I’m sure many will see through this ‘report’ of the Expo as trying to increase nhs access for no more resources, but it could also be Debilitating or even DEADLY advice 🙁

Anyway if one bothered to look back at what the DH at the time said, they evaluated any changes as making NO overall difference to access, given MORE people may need to be seen at more frequent intervals than 6 months, than longer intervals!

So why this nonsense of articles/statements basically calling upon patients to ignore or question their trusted dentist’s advice AFTER their examination, when even NICE says the examining Dentist actually knows best individually ?!?

I agree with the BDA, a badly judged message overall.

As regards MOT mechanics, well, a poor comparison to high-skills 5+ year University trained Dentists, unless of course Sarah Hurley makes ANNUAL dental/Oral cancer checks the maximum recall recommendation on the nhs and PAYS nhs dentists the same statutory fixed-fee as an MOT too, around £54 for such a dental examination, which is about DOUBLE current averages paid to NHS Dentists by HMG today, of course 😮

I could go on, but I’ll stop there to allow some reflection and reality to sink in……..

Yours feedbackingly,


Currently NHS Dentists are paid HALF

The CDO and NICE are correct. Recalls should be based on patient risk, not some old concept that disregarded risk and which was based on selling toothpaste.

There is no evidence that low risk patients benefit from a frequent visit to the dentist. Indeed, there is weak evidence that with the existing armamentarium of prevention, that high risk patients benefit from a frequent recall.

The flossing debacle in North America shows that dental services need to gravitate quickly to a firmer based of evidence. Otherwise, credibility and dental attendance are at stake.

Dear Ross,

There is NO evidence NICE or CDO are correct, because there is NO evidence any alternatives are better or worse!!

Absence of Evidence isn’t Evidence of Absence.

Thus is such circumstances, the examining DENTIST KNOWS BEST and even NICE version 2004, agrees THAT is best practice, given ghe absence of evidence for any recall interval !!!

Imagine that, Frontline PROFESSIONALS know best 😮

That’s the public message we need to get across clearly, be it nhs dentists in a rationed system or junior doctors in a meltdown situation or Nurses expected to be proxy-Medics to save money etc.
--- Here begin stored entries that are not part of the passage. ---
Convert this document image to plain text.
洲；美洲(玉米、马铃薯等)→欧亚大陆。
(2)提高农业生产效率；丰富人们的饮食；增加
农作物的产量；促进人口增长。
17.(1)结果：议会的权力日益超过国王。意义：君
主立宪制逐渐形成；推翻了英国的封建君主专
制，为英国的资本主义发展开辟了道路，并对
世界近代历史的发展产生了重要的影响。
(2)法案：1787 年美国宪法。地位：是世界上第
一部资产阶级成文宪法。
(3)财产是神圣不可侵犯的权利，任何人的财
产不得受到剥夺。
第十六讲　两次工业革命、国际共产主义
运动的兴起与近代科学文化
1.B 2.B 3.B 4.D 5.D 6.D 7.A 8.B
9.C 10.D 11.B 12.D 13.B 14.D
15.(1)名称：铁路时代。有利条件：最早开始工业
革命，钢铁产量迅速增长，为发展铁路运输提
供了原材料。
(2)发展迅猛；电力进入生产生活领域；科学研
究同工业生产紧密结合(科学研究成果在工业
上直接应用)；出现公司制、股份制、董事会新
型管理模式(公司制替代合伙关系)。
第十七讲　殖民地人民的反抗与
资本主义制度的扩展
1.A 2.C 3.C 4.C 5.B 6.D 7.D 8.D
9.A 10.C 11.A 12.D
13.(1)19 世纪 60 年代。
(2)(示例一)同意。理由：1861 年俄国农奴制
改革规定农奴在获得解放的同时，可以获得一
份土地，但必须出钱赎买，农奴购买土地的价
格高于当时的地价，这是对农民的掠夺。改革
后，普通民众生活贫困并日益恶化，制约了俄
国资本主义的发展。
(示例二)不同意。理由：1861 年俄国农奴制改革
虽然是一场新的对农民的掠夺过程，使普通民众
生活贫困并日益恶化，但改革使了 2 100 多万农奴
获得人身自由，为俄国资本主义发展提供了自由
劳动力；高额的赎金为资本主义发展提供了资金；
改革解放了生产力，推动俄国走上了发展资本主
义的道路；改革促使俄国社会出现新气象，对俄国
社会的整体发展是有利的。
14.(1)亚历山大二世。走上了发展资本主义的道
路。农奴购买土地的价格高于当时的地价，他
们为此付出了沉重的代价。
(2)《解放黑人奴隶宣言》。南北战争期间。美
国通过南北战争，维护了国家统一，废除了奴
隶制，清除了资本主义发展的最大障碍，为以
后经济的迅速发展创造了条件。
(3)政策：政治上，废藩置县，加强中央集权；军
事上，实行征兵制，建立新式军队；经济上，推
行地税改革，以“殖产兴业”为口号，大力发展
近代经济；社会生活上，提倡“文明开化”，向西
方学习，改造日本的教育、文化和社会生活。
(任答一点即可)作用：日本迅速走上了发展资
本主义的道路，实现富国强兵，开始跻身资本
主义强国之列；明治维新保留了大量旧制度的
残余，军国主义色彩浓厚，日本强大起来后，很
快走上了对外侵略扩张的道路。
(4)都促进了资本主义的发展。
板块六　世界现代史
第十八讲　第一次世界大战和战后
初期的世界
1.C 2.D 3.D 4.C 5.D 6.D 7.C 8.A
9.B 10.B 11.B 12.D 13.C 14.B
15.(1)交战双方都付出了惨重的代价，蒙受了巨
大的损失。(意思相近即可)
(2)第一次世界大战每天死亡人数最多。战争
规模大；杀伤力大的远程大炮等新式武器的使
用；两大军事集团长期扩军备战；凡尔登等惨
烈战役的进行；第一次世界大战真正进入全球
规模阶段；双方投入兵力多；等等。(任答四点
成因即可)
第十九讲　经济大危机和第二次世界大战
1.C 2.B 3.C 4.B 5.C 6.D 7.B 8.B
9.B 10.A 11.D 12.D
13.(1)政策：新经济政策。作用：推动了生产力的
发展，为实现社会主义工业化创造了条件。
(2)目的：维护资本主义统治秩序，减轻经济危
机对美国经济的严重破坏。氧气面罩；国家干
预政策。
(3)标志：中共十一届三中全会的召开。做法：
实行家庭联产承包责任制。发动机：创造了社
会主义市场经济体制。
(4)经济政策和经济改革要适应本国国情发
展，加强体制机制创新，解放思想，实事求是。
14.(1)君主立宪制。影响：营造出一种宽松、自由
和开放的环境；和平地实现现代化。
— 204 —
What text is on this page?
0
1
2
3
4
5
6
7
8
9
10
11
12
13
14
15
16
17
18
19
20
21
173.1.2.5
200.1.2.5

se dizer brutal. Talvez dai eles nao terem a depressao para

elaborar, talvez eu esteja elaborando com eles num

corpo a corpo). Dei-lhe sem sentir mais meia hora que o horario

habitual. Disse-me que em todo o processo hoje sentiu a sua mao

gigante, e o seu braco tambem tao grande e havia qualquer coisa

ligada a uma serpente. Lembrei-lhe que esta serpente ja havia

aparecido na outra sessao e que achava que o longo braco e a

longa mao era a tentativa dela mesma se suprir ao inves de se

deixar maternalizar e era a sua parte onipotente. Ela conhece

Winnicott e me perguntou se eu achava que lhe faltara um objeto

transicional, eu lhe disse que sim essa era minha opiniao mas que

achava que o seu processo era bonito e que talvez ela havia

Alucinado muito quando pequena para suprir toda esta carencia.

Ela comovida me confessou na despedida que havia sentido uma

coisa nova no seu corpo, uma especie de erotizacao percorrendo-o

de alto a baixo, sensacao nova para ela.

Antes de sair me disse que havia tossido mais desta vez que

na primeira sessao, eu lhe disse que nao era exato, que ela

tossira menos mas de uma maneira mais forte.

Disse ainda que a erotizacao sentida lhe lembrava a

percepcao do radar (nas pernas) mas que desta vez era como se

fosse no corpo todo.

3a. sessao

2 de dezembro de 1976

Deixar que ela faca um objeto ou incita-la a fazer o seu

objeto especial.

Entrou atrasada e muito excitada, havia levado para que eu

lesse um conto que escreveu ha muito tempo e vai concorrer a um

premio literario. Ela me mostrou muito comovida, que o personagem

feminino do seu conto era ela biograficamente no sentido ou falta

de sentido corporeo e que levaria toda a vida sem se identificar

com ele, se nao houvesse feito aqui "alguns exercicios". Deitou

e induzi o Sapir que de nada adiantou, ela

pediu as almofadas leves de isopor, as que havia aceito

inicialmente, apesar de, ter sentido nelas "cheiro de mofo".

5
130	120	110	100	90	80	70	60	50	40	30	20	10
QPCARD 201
It’s time the public are told The Big Truth that nhs dentistry is limited and CANNOT meet everyone’s clinical needs – why it cannot even assure a basic Annual Oral Cancer + Dental Exam combined for all the population 😮

Yours still Candouringly,


I agree with Ross in part, but lets be clear this recent debacle is about on this and one thing only – Saving money.

The CDO was asked a perfectly legitimate question about the cost of NHS dentistry and how little the NHS actually contributes. The answer seems to be ‘well you use our services less’.


I am disappointed to find the Chief Dental Officer comparing the dental check up to an MOT exam.
It is totally inappropriate to compare a full dental oral examination with an MOT and it serves to undermine the importance of each procedure in their own rights and also the expertise of the respective individuals whether a clinician or a highly qualified car engineer.

Also, given that an individual human being must be more valuable to society than an inanimate object like a car, surely, at the very least, the fee that the clinical earns should be the same?

Mouth and throat cancers are on the increase in this country and should be checked for at least yearly. Risk assessments are totally irrelevant here. There are many people who lead ‘perfect’ life styles who still went on and developed cancer and died three months later. Risk assessment only serve to give an idea of how to minimise the potential of developing caner, it does not say it will prevent it. Given the latter, minimal check ups should be one year.